Mr. Salvini said the measure is just one more sign of how once-dominant center-left and socialist parties have lost their way, opening the door for nationalist and populist parties to make unprecedented gains in countries across the continent in recent years.

“The Italian left has lost touch with the current social situation,” he said. “It is no longer able to offer a vision of the future and uses the specter of the past in an attempt to alarm the older voters: those voters who really experienced the tragedy of the Second World War.”

But, he added, “it won’t work.”

The effort to control pro-fascist propaganda in the wake of Italy’s disastrous experiences in World War II has a long pedigree.

In 1952, Interior Minister Mario Scelba signed a law still on the books that prohibits the restoration of Mussolini’s National Fascist Party and punishes anyone who publicly praises principles or methods linked to Mussolini’s ideology. It provides for a prison sentence of between six months and two years.

In the mid-1990s, another interior minister, Nicola Mancino, signed a law that punishes acts and slogans linked to Nazi-fascist ideology, targeting those who incite violence and discrimination on the grounds of race, ethnicity, religion and nationality. The law also punishes the use of symbols associated with the ultra-right political movements.

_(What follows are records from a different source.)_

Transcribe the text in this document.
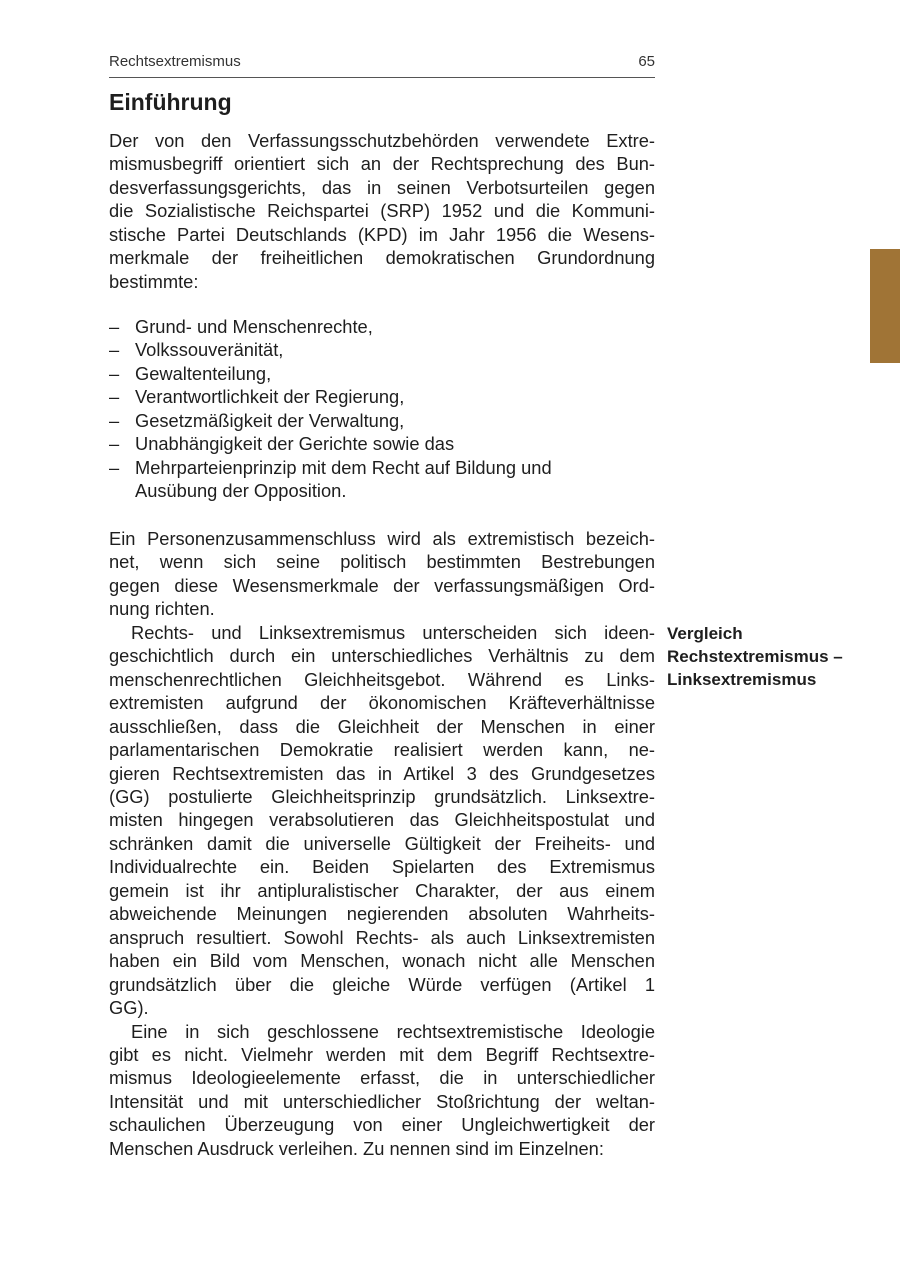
Rechtsextremismus	65
Einführung
Der von den Verfassungsschutzbehörden verwendete Extre-
mismusbegriff orientiert sich an der Rechtsprechung des Bun-
desverfassungsgerichts, das in seinen Verbotsurteilen gegen
die Sozialistische Reichspartei (SRP) 1952 und die Kommuni-
stische Partei Deutschlands (KPD) im Jahr 1956 die Wesens-
merkmale der freiheitlichen demokratischen Grundordnung
bestimmte:
– Grund- und Menschenrechte,
– Volkssouveränität,
– Gewaltenteilung,
– Verantwortlichkeit der Regierung,
– Gesetzmäßigkeit der Verwaltung,
– Unabhängigkeit der Gerichte sowie das
– Mehrparteienprinzip mit dem Recht auf Bildung und
Ausübung der Opposition.
Ein Personenzusammenschluss wird als extremistisch bezeich-
net, wenn sich seine politisch bestimmten Bestrebungen
gegen diese Wesensmerkmale der verfassungsmäßigen Ord-
nung richten.
Rechts- und Linksextremismus unterscheiden sich ideen-
geschichtlich durch ein unterschiedliches Verhältnis zu dem
menschenrechtlichen Gleichheitsgebot. Während es Links-
extremisten aufgrund der ökonomischen Kräfteverhältnisse
ausschließen, dass die Gleichheit der Menschen in einer
parlamentarischen Demokratie realisiert werden kann, ne-
gieren Rechtsextremisten das in Artikel 3 des Grundgesetzes
(GG) postulierte Gleichheitsprinzip grundsätzlich. Linksextre-
misten hingegen verabsolutieren das Gleichheitspostulat und
schränken damit die universelle Gültigkeit der Freiheits- und
Individualrechte ein. Beiden Spielarten des Extremismus
gemein ist ihr antipluralistischer Charakter, der aus einem
abweichende Meinungen negierenden absoluten Wahrheits-
anspruch resultiert. Sowohl Rechts- als auch Linksextremisten
haben ein Bild vom Menschen, wonach nicht alle Menschen
grundsätzlich über die gleiche Würde verfügen (Artikel 1
GG).
Eine in sich geschlossene rechtsextremistische Ideologie
gibt es nicht. Vielmehr werden mit dem Begriff Rechtsextre-
mismus Ideologieelemente erfasst, die in unterschiedlicher
Intensität und mit unterschiedlicher Stoßrichtung der weltan-
schaulichen Überzeugung von einer Ungleichwertigkeit der
Menschen Ausdruck verleihen. Zu nennen sind im Einzelnen:
Vergleich
Rechstextremismus –
Linksextremismus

Mr. Fiano and his PD allies note that despite the laws that have been on the books for more than six decades, actual prosecutions and convictions are rare. Pro-fascist propaganda can only be deemed illegal under the current laws if it is seen as an attempt to revive Mussolini’s defunct Fascist Party.

Nearly a decade of economic stagnation and political upheaval in Europe following the Great Recession of 2008 has only increased the tensions over social inequality, economic stagnation and mistrust toward ruling parties and institutions.

Add to that the divisions — especially acute here — over the issue of immigration and the treatment of hundreds of thousands of illegal immigrants from North Africa and the Middle East who have been washing up on Italy’s shores.

“Democracies should not prohibit the freedom of opinion,” Mr. Fiano contended, but should protect themselves against “the possibility of propagating the worst deadly ideas of the European history.”

The issue is not dead thought the fight over the legislation may be moot — for now.

President Sergio Mattarella dissolved parliament last week in the run-up to hotly contested national elections to be held March 4. Center-right parties linked to controversial 81-year-old former Prime Minister Silvio Berlusconi are expected to make a strong showing, but polls also suggest the country could be a period of uncertainty, with no party able to win a decisive majority.